What are structural heart diseases?
Structural heart disease is heart disease that affects the structure of the heart, including the heart valves and the fibrous skeleton of the heart. These conditions are present at birth, but some heart conditions develop later in life. These include conditions such as valvular heart disease affecting the mitral valve, aortic valve or tricuspid valve and less commonly the pulmonary valve.
Other common conditions include: mitral regurgitation – a condition in which blood leaks to the heart aortic valve stenosis – reduces or blocks blood flow from your heart to your body’s main artery tricuspid valve – causing leakage or obstruction in the right heart and septal defects present at birth such as atrial septal defect (ASD) or ventricular septal disease (VSD).
What are the signs and symptoms of HS conditions?
Structural heart disease can manifest in different ways. For example, in the case of aortic stenosis, some patients may experience chest pain and other patients may have no symptoms until it is too late the heart is fully dilated leading to heart failure . Therefore, it is a spectrum of symptoms that can be mild in a few patients and on the other hand can be very severe in others. It depends on the structure of the heart that has been affected.
In valvular heart disease, a leaky or severely narrowed valve can manifest with symptoms such as shortness of breath with minimal exertion or when lying down, arrhythmias, fatigue, loss of appetite, weight loss, dizziness, loss of consciousness, etc. In the later stages where heart failure develops, a patient may develop symptoms such as swollen feet, significant weight gain due to fluid buildup, and shortness of breath during routine activity. Although it is important to be aware of the symptoms, if left untreated they lead to life-threatening illness and early diagnosis by a specialist can be lifesaving.
What are the therapeutic areas? How does it differ from the first modalities?
Previously, open heart surgeries were performed via a sternotomy where the sternum was cut and a heart-lung machine was routinely used. Excessive blood loss was common. Several factors such as multiple blood transfusions, infection, delayed bone healing and slow recovery contributed to poor outcomes. Cardiac surgeries have now evolved with advances in technology and today’s specialty hospitals use advanced technology to perform the same surgeries without the adverse effects described above.
The use of robotics in cardiac surgery is something new where a valve replacement or repair can be performed through 8mm holes which are smaller than the little finger. However, this technology may not be available in all hospitals, especially in small towns. Robotic heart surgery is a fantastic tool for treating structural heart disease.
This means that if we need to replace the aortic valve and the mitral valve, repair one of the valves or close a hole inside the heart, we use a robot. Robotic surgery assists a surgeon with improved vision and advanced tools, making it a more precise and efficient way to get treatment. These are small, strategic incisions instead of the larger ones used in previous techniques performed.

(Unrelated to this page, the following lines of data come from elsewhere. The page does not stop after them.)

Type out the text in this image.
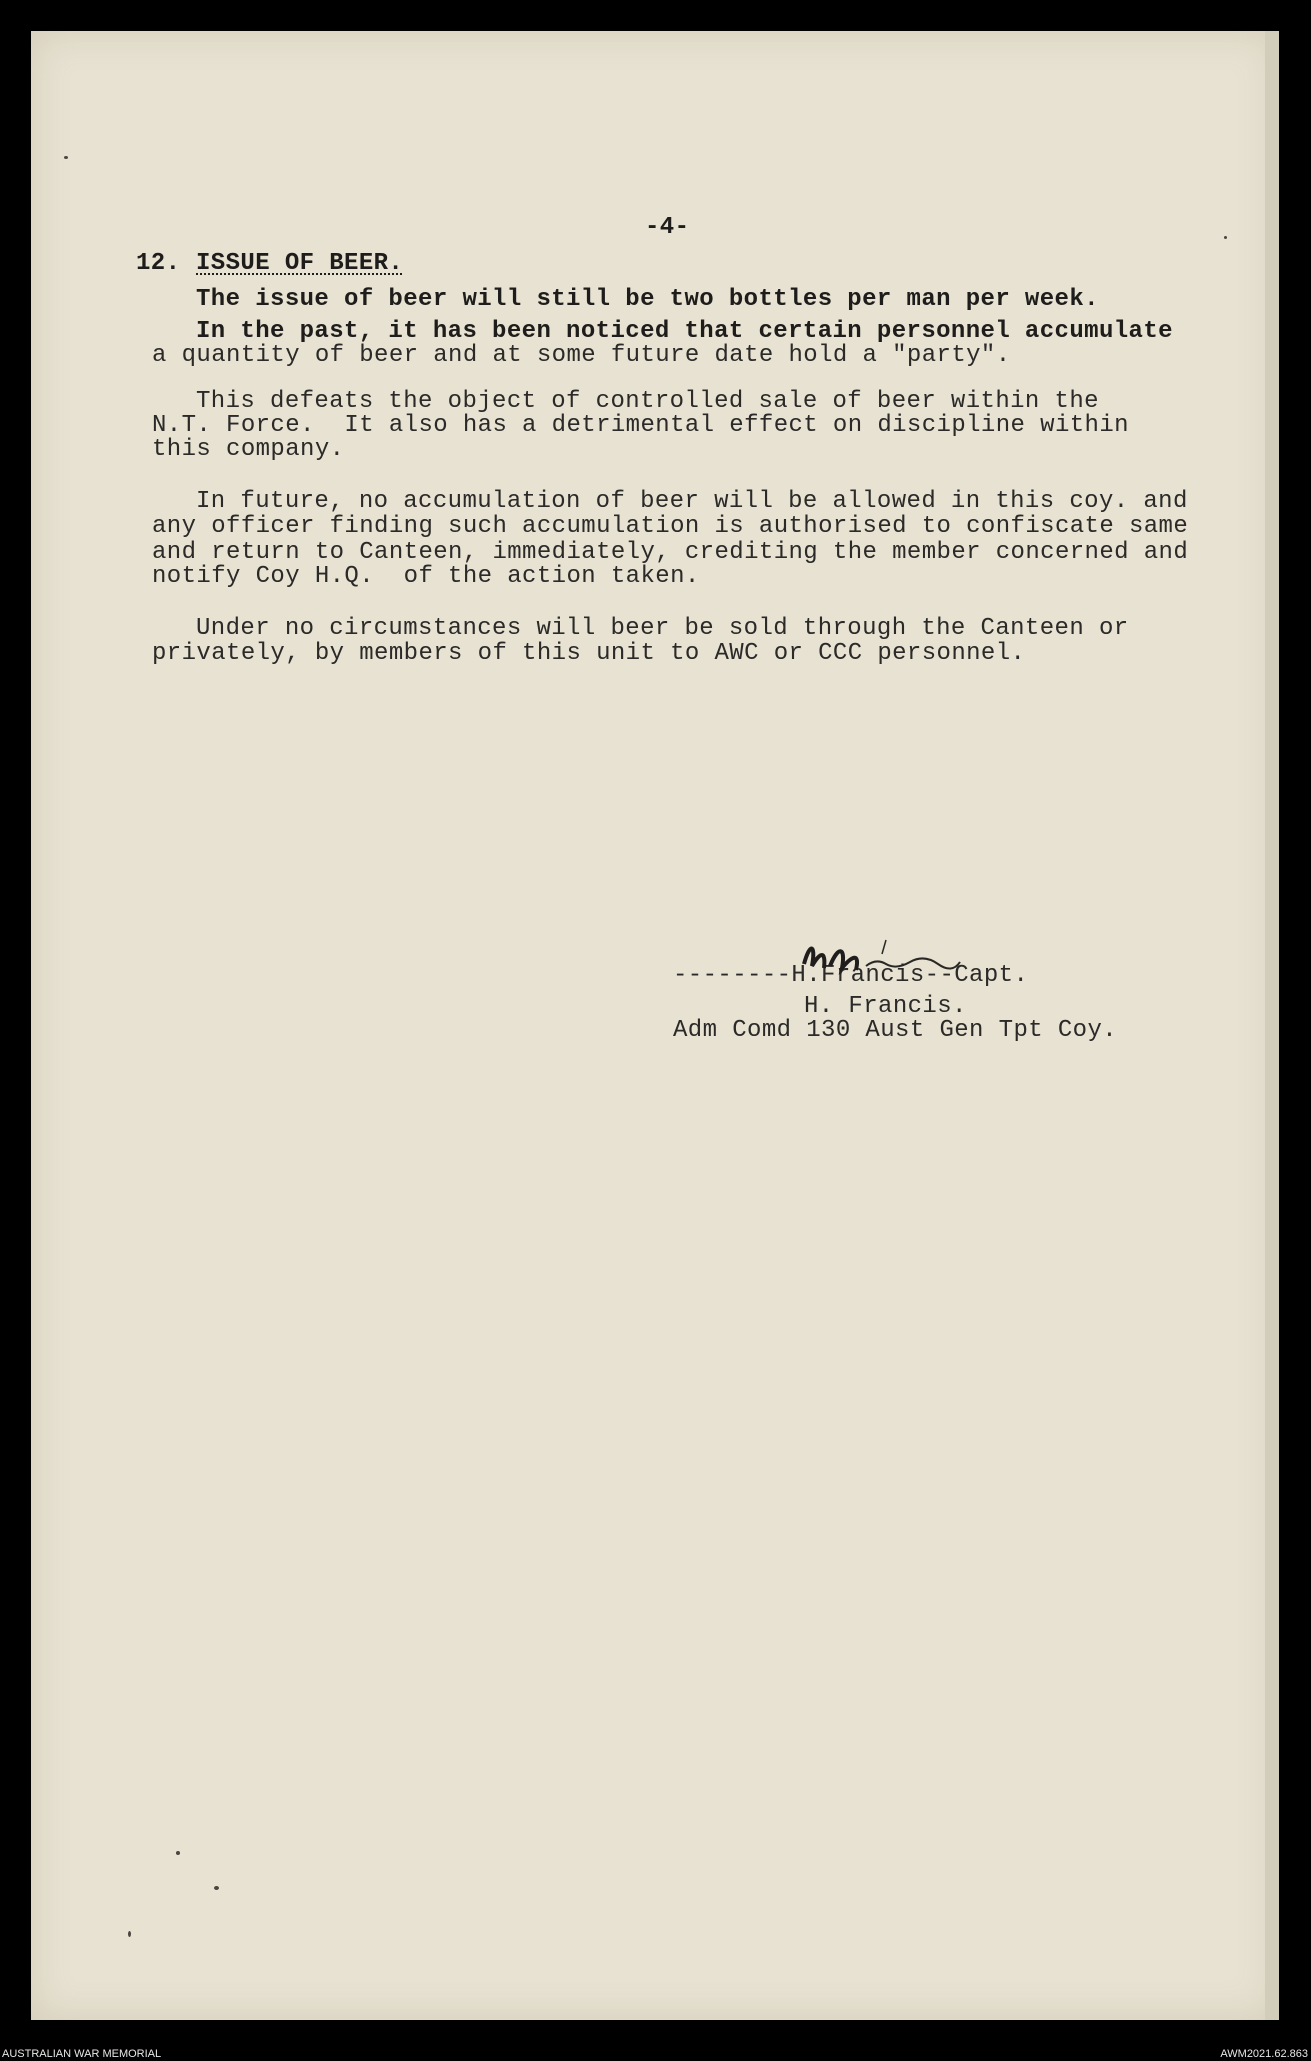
-4-
12. ISSUE OF BEER.
The issue of beer will still be two bottles per man per week.
In the past, it has been noticed that certain personnel accumulate
a quantity of beer and at some future date hold a "party".
This defeats the object of controlled sale of beer within the
N.T. Force.  It also has a detrimental effect on discipline within
this company.
In future, no accumulation of beer will be allowed in this coy. and
any officer finding such accumulation is authorised to confiscate same
and return to Canteen, immediately, crediting the member concerned and
notify Coy H.Q.  of the action taken.
Under no circumstances will beer be sold through the Canteen or
privately, by members of this unit to AWC or CCC personnel.
--------H.Francis--Capt.
H. Francis.
Adm Comd 130 Aust Gen Tpt Coy.
AUSTRALIAN WAR MEMORIAL	AWM2021.62.863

This provides greater security with faster recovery.
What are the criteria for performing robotic surgery in India?
Whether a patient is suitable for robotic or conventional technique (open heart surgery) depends on several factors such as severity of defects, surgical history and other medical conditions. Every patient who is fit and safe to undergo open-heart surgery is also fit to undergo robotic surgery. There are no specific criteria for performing robotic surgery. However, in complicated cases where multiple issues require correction, robotic surgery is not recommended. For example, if a patient requires bypass surgery and mitral valve repair simultaneously, they are not suitable for robotic surgery.
How is Apollo Hospital Bangalore’s Robotic Cardiac Surgery Program Making a Difference? Tell us a bit about the recently launched robotic surgery unit?
Robotic surgery is an invention full of promise. This new revolution is one of the most talked about in the field of surgery today. The idea of robotic surgery is not new in India. It started in the 90s, but was quickly abandoned because first-generation robots were difficult to use in heart surgery. However, robotic surgery has picked up very well in abdominal surgery, urology and oncology.
Nevertheless, over the past decade, robotic heart surgery has seen a slow but steady increase in adoption in Europe and America. We started minimally invasive heart surgery in 2008 and it is now commonplace. Likewise, there is no doubt that robotic cardiac surgery will also become an important tool in cardiac surgery, but the scope of its use continues to evolve. The Robotic Cardiac Surgery Program at Apollo Hospital, Bangalore has a solid track record given our considerable experience (13 years) in Minimally Invasive Cardiac Surgery (MICS).
It has been 3 years since we started doing robotic surgery at Apollo Hospital Bangalore and now our experience is the largest in India. This program is the only one in India where all types of heart surgeries, from robotic bypasses to valve repairs and replacements, are performed with a dedicated robot. It’s amazing to see patients going home 24 hours after major heart surgery such as mitral valve repair/replacement or closing a hole in the heart and that’s exactly why this kind of technology will play a huge role in surgery.